Spain's Telefonica SA said Wednesday it is paying 145 million euros ($207 million) to buy Jajah, a communications startup that lets customers bypass long-distance fees by connecting their calls over the Internet.
Founded in Austria in 2005, Jajah offers Internet calling known as Voice over Internet Protocol, or VoIP. Users can go to the Jajah Web site and enter two phone numbers _ their own and the number they want to call. The company calls both numbers. If the calls are answered, Jajah connects them, making it a high-tech version of the long-distance calling card. Callers use their own phones, instead of computer headsets that other Internet phone services can require.
Jajah says its users can save up to 98 percent on their bills. Calls are free between Jajah users in many countries. To call Brazil from the U.S., for example, two Jajah users can talk for free. If only one of the callers uses the service, the call costs 5.4 cents per minute.

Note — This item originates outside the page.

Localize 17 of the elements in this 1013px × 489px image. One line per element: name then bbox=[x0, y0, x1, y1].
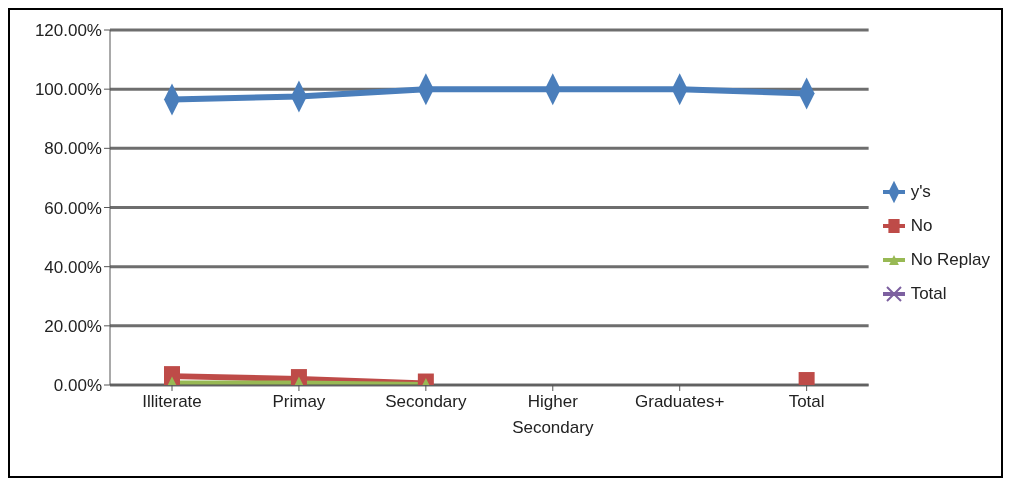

Jajah also connects the calls of Yahoo Messenger users. It is also integrated into Twitter, and the dating site Match.com, letting users call each other through the sites without revealing their phone numbers.
Telefonica said the "opens up new capabilities in the voice communication space" for the company.
"People using social networking sites such as Twitter now have an even wider range of communications channels available _ and have the option of speaking directly to each other as well as communicating by text or keyboard," said Matthew Key, Chairman and CEO of Telefonica Europe, in a statement.
As part of the acquisition, Jajah will continue to operate under its own brand and report to Telefonica Europe.
American Depositary shares of Telefonica rose $1.05 to $85.05 in afternoon trading.